現在においても遅々として進まない憲法改正ですが、「大日本帝国憲法」や「日本国憲法」を含め、一度制定した法制を、たとえ形骸化しても廃止あるいは改正しないのは、我が国の“伝統”といえるのかも知れません。「本来、性善説の我が国は、法制に過度に依存しない国柄である」(渡部昇一氏)との指摘がそのことを物語ります。

▼中央集権化へのプロセス

さて、「明治維新の細部については歴史物語や大河ドラマにまかす」と断りましたが、司馬遼太郎氏が「世界史の中の一つの奇跡」と解説した明治時代の奇跡の象徴の一つが「中央集権化へのプロセス」だったと考えます。このプロセスを振り返っておきましょう。

「戊辰戦争」(1868~69(明治元~2)年)で佐幕勢力を打倒した後、明治政府は、旧幕府の天領や東北諸藩の所領を没収し「県」として、また京都・長崎・函館を政府直轄の「府」としてそれぞれ知事を任命して治めましたが、全国の大部分の地は従来の諸藩がそのまま治めていました。

しかし、西欧列国に伍して近代国家建設を推進するためには、何としても中央集権化した政府(「天皇の元にある中央政府」)による地方の支配強化が必要不可欠でした。

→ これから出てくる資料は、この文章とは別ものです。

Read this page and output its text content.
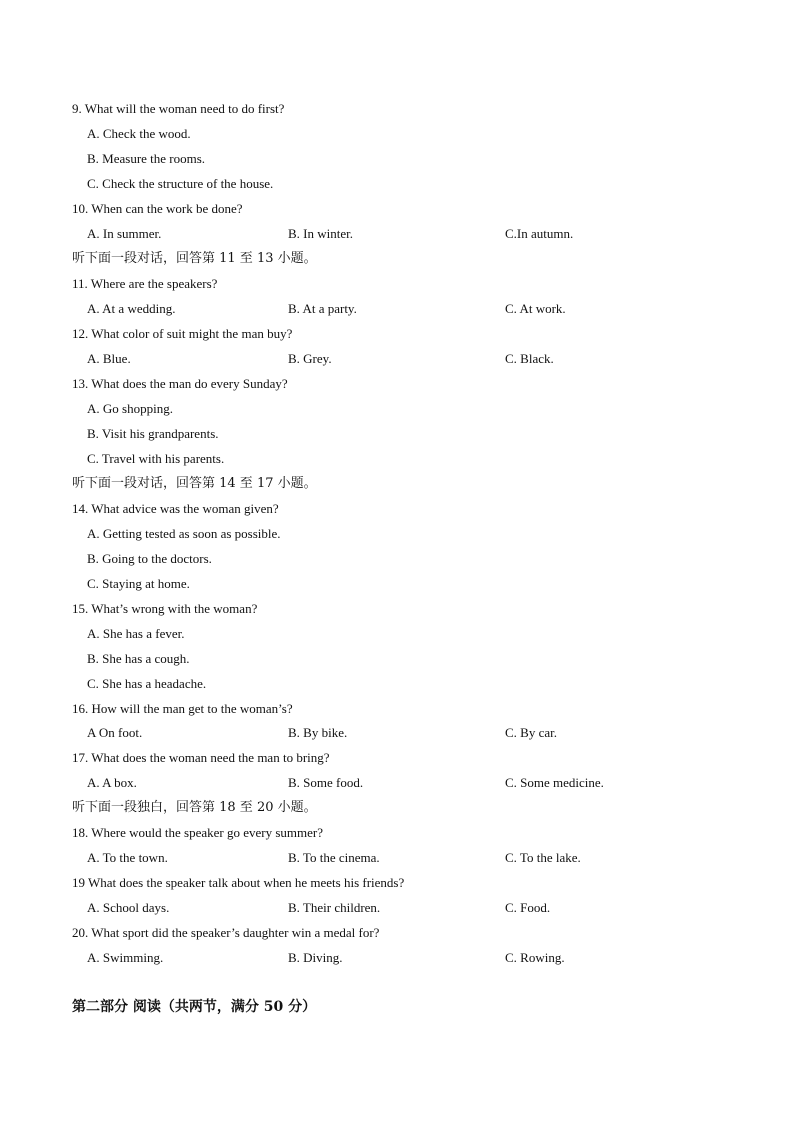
9. What will the woman need to do first?
A. Check the wood.
B. Measure the rooms.
C. Check the structure of the house.
10. When can the work be done?
A. In summer.	B. In winter.	C.In autumn.
听下面一段对话，回答第 11 至 13 小题。
11. Where are the speakers?
A. At a wedding.	B. At a party.	C. At work.
12. What color of suit might the man buy?
A. Blue.	B. Grey.	C. Black.
13. What does the man do every Sunday?
A. Go shopping.
B. Visit his grandparents.
C. Travel with his parents.
听下面一段对话，回答第 14 至 17 小题。
14. What advice was the woman given?
A. Getting tested as soon as possible.
B. Going to the doctors.
C. Staying at home.
15. What’s wrong with the woman?
A. She has a fever.
B. She has a cough.
C. She has a headache.
16. How will the man get to the woman’s?
A On foot.	B. By bike.	C. By car.
17. What does the woman need the man to bring?
A. A box.	B. Some food.	C. Some medicine.
听下面一段独白，回答第 18 至 20 小题。
18. Where would the speaker go every summer?
A. To the town.	B. To the cinema.	C. To the lake.
19 What does the speaker talk about when he meets his friends?
A. School days.	B. Their children.	C. Food.
20. What sport did the speaker’s daughter win a medal for?
A. Swimming.	B. Diving.	C. Rowing.
第二部分 阅读（共两节，满分 50 分）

そこでまず、大久保利通、木戸孝允、板垣退助らが薩摩・長州・土佐・肥前の4藩主を説き伏せ、1869(明治2)年3月、土地(版)と人民(籍)を朝廷に返上させました(「版籍奉還」です)。4藩主にならって、他の藩主も同年6月までにこれを実施し、旧藩主は知藩事に任命され、封建領主から官僚となりました。

同時に、政府は「官制改革」を行い、着々と陣容を固めて権力を集中します。そして知藩事の家禄を現行の10分の1に下げるなど相次いで藩政改革を実行しますが、いよいよ藩の存在が邪魔になります。他方、藩側でも財政逼迫が続き、自発的に廃藩を申し出る藩も相次ぎますが、廃藩を強要する力はまだ政府にはありませんでした。

そこで、戊辰戦争後、鹿児島に帰っていた西郷隆盛を上京させ、薩摩・長州・土佐3藩の兵1万を集め、「御親兵」としました(1871(明治4)年)。“アジアで初めて”といわれた「国軍」の誕生です。そして同年7月、西郷と木戸が中心となって「廃藩置県」を断行することになります。

こうして、最初は3府302県、その後に整理されて3府72県の「府県制度」が完成し、知藩事に代わり、政府が任命する府知事・県令(のちに県知事)が派遣され、一挙に「中央集権体制」を造り上げます。 府知事や県令達は東京居住を義務づけられますが、華族として身分・財産が保証されたこともあって、薩摩藩の島津久光が不満を述べた以外、目立った反発はなかったようです。

明治時代になり、わずか3年あまりで国家の支配体制が電撃的・画期的に改革されたのはまさに“奇跡”でした。ここに至るまでには様々な葛藤があったことは事実ですが、細部は歴史物語などに任せることにしましょう。次回以降、近代国家として「国力」増強のためのプロセスについて振り返りましょう。